The Gatekeeper held up his hand, and pointed one finger, he would often count saying “one finger, two fingers…”

“One finger, they took God originally called Amun, the sun god, and eventually renamed him Yahweh. Then, they took the concept of priests, with an ecclesiastical hierarchy. They borrowed the idea of one tribe, a separate caste, to care for their liturgy and for all their religious places and for that tribe to become responsible for the complete governance of their religion. They took the influence and membership of the White Order or Brotherhood and they took from them male circumcision.

Two fingers, they took an enormous knowledge of herbal medicine and surgery, which would make them well in advance of the rest of the Middle East.

Three fingers, there are many traces apparent in the Cabalism and in their numerology, which are also Egyptian. Egyptians believed it took forty days and forty nights to break the bonds of the Earth after death and go to the Halls of Judgement. In this, you know, they were largely correct. But the number forty reverberated through their religion; Moses spent forty nights in the desert, Jesus spent forty nights in the desert; giving Christians a forty day Lent and for forty years the Hebrews wandered in the desert.

Four fingers, there is the architectural concept of the Temple with its various courts echoed in Solomon’s Temple which too,was Egyptian inspired as was the concept of a Tabernacle, the portable temple, which the Egyptians took to war. It was carried by Egyptian priests and it contained their holy scrolls.

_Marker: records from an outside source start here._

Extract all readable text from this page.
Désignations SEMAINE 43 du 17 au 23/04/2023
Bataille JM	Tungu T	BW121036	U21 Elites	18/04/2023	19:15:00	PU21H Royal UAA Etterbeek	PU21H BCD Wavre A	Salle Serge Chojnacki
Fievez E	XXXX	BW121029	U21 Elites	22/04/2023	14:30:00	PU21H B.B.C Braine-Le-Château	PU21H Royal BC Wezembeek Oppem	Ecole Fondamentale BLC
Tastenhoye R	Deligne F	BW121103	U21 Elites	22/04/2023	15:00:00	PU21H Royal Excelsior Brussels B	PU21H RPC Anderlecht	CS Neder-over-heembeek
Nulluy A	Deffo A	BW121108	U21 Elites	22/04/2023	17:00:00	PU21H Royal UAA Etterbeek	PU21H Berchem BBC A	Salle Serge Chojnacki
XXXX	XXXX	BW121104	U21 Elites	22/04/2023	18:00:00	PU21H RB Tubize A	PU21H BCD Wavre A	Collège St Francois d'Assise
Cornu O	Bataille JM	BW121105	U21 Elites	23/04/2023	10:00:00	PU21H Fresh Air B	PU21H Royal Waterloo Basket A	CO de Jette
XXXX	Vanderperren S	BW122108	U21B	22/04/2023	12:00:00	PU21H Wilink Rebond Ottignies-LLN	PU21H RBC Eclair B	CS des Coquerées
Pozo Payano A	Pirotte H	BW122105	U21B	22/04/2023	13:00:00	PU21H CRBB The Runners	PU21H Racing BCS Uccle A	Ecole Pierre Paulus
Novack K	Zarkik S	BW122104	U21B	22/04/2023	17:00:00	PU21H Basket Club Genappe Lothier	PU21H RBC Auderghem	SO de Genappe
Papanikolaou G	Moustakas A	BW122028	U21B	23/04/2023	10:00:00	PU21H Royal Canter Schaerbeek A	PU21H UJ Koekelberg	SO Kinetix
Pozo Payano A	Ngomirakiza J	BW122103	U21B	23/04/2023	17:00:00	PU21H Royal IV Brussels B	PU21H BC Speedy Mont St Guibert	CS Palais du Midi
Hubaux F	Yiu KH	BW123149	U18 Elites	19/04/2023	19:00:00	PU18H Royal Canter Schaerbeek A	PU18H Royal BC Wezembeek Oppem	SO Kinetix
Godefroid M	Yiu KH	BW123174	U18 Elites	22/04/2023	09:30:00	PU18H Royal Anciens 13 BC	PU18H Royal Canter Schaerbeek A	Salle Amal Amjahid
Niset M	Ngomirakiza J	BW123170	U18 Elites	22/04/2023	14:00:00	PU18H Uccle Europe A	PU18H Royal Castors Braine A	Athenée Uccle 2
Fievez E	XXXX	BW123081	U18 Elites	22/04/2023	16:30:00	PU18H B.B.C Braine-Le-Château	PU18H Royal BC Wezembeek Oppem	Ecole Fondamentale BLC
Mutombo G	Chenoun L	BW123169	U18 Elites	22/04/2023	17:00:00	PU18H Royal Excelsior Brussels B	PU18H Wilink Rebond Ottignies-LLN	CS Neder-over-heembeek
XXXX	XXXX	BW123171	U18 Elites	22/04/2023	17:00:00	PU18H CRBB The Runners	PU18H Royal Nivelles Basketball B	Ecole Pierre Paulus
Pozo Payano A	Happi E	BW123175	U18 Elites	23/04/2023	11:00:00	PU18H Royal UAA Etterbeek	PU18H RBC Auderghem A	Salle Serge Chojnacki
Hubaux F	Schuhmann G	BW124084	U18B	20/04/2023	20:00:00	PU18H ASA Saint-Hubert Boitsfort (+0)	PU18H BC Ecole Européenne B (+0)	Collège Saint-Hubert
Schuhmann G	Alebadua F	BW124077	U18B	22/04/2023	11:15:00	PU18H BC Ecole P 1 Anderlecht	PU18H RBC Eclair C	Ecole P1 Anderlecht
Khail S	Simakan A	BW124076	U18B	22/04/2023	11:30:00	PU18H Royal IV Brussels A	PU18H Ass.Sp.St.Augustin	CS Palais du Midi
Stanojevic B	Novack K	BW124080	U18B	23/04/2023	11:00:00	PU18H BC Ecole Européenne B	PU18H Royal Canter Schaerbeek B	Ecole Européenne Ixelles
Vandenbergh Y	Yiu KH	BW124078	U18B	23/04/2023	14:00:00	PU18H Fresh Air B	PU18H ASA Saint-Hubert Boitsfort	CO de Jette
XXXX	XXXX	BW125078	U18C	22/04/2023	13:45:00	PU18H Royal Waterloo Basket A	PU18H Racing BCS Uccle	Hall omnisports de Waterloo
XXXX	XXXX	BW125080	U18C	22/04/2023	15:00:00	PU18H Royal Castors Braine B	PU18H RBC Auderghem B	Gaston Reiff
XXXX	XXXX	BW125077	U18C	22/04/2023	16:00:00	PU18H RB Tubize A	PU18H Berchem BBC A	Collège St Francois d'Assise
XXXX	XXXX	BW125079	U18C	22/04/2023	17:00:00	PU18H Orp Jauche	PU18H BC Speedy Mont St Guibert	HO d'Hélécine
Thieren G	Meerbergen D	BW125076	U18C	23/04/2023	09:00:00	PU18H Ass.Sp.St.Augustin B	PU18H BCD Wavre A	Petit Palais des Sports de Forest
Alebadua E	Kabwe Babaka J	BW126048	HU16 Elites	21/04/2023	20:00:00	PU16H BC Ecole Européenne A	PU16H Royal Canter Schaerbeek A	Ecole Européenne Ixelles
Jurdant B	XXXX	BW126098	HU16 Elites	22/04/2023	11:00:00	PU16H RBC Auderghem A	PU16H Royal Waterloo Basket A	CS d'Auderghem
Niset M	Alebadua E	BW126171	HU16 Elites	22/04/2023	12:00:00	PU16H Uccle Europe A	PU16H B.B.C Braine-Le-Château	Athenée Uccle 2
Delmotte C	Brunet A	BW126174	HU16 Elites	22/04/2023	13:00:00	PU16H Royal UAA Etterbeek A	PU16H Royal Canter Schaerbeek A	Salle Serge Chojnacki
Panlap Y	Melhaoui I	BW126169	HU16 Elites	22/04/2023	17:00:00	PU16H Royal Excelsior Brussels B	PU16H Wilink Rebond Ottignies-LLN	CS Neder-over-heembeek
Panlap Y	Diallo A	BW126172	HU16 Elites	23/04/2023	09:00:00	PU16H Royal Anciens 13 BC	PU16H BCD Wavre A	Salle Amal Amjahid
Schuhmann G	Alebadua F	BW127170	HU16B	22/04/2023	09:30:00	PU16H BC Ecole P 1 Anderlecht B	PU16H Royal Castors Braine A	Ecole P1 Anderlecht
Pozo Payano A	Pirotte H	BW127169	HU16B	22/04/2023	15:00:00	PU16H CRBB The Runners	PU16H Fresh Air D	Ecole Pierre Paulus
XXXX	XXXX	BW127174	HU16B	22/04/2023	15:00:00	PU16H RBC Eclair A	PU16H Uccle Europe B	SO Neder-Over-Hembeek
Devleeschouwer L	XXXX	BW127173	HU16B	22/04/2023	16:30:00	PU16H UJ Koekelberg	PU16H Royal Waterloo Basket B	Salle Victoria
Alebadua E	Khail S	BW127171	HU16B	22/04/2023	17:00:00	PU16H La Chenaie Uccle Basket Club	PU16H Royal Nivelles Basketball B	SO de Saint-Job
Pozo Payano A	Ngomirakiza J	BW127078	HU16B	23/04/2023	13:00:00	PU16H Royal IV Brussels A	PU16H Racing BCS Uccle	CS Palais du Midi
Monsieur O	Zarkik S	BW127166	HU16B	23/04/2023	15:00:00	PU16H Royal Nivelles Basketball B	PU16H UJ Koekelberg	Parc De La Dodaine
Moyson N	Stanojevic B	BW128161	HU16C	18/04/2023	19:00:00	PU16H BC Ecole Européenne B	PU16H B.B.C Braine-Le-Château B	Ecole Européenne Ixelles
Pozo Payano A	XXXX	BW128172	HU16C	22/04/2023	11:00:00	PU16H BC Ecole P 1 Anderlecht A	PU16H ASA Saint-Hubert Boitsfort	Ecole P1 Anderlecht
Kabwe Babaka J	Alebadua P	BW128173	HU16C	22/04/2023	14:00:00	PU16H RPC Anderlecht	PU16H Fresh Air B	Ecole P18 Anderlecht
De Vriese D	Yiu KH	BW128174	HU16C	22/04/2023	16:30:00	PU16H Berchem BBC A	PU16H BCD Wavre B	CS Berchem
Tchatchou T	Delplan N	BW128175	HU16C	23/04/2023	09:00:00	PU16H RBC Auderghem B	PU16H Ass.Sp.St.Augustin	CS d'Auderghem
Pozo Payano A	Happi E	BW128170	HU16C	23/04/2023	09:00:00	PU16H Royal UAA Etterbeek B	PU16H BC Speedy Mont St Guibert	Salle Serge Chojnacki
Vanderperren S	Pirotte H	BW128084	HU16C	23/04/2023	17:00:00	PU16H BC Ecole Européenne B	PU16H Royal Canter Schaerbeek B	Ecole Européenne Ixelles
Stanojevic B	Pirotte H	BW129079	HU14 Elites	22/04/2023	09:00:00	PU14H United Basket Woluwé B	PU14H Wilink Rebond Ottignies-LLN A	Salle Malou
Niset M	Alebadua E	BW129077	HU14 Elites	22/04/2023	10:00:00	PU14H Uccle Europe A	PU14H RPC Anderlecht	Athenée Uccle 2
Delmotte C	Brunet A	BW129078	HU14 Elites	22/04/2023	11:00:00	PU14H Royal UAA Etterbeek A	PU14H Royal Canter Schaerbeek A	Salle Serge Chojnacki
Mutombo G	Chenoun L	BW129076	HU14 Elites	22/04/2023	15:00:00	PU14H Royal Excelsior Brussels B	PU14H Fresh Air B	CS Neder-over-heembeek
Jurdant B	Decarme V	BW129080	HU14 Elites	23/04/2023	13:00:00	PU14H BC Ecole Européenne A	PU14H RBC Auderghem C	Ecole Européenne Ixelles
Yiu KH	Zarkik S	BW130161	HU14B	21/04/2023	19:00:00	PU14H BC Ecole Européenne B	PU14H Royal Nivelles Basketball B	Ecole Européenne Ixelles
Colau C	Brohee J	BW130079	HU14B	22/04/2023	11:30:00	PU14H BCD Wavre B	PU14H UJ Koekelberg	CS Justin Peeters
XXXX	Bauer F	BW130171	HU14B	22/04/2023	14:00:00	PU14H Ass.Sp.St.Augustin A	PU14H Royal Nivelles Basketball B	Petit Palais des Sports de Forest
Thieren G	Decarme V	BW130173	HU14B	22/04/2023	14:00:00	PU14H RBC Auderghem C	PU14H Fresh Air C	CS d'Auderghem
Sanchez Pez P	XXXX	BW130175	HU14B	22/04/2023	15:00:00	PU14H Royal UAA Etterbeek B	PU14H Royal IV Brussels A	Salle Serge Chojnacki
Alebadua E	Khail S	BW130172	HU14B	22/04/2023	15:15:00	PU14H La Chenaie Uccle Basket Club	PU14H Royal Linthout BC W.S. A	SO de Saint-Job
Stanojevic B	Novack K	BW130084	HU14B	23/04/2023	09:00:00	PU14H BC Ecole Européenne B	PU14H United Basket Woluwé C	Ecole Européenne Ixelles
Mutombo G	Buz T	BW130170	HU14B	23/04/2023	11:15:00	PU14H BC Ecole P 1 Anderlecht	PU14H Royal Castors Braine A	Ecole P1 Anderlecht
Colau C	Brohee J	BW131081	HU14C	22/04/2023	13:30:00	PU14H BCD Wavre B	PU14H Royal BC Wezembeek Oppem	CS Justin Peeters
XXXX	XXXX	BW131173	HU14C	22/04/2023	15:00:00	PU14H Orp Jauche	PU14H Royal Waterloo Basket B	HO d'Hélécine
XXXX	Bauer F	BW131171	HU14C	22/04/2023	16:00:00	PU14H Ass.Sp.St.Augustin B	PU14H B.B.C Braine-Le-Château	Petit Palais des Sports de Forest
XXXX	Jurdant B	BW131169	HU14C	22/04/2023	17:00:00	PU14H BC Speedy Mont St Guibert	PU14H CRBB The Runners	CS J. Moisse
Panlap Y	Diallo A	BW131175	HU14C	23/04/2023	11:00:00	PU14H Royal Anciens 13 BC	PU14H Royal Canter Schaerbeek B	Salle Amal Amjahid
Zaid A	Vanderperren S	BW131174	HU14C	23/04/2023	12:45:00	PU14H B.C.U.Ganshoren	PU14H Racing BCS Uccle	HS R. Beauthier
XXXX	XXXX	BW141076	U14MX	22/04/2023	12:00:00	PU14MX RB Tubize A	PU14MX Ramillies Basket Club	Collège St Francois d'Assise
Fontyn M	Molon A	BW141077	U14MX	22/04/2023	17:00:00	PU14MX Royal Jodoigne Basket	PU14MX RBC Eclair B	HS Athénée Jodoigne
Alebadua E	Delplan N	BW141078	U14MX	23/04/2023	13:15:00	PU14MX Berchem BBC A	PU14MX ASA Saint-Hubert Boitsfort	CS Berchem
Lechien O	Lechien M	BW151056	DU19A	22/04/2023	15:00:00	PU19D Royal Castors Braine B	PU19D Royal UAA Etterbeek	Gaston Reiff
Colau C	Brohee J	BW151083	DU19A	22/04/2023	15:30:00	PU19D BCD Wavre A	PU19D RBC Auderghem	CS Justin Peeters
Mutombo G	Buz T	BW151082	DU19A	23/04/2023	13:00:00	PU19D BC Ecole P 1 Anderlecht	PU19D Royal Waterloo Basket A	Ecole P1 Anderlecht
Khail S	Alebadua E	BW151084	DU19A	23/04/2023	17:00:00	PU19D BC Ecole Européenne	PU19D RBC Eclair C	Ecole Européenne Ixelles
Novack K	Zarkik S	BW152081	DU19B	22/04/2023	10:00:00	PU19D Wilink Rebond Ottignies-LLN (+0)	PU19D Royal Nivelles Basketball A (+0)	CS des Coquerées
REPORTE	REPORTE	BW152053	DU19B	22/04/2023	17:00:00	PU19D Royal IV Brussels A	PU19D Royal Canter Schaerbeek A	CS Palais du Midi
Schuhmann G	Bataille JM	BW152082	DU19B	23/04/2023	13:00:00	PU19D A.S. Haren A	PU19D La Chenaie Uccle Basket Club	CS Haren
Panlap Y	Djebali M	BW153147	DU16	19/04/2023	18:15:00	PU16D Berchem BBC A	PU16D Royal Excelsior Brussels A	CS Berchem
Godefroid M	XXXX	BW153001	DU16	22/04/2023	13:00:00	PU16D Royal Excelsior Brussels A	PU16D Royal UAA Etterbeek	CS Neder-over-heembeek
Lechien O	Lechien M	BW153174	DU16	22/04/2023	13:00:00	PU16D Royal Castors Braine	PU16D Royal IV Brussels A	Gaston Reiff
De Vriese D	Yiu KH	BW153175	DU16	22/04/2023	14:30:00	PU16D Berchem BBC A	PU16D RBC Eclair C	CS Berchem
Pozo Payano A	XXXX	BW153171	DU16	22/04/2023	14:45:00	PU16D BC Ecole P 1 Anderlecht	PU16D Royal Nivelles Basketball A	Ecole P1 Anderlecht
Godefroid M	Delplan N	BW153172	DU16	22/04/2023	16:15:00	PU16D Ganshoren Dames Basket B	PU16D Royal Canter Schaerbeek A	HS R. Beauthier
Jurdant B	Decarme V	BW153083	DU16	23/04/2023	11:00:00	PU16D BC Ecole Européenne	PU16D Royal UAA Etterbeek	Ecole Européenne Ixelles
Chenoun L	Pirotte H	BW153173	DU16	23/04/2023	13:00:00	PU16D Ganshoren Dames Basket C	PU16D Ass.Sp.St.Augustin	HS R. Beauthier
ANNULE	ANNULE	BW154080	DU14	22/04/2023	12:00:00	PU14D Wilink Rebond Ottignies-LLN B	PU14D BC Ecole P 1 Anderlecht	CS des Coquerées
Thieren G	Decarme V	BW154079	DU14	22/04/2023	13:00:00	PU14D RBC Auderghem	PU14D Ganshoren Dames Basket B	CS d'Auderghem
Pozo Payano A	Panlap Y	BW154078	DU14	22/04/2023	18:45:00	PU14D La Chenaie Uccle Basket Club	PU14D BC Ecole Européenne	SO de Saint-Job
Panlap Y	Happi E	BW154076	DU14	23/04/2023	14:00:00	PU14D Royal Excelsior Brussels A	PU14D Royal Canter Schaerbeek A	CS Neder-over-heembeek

Five fingers, there is the concept of Satan. This idea originated with Set, the wicked brother of Osiris. It is not in the Bible, it was in their oral tradition not in the doctrinal writings. But they did not take everything. What the Jews did not take was hieroglyphics, a difficult form of writing. Although they did retain the concept of writing and the tradition of recording important laws and they were one of the first to embrace the Phoenician alphabet when it became available.” [Litchfield, 2007]

“What was Aaron’s next life?”

“He needed to balance his idolatry and eliminate his vanity and he would incarnate to do that specifically as Samuel, the last Judge. But first there is the man of iron, Joshua, the clever commando who would lead the Hebrews into Israel.”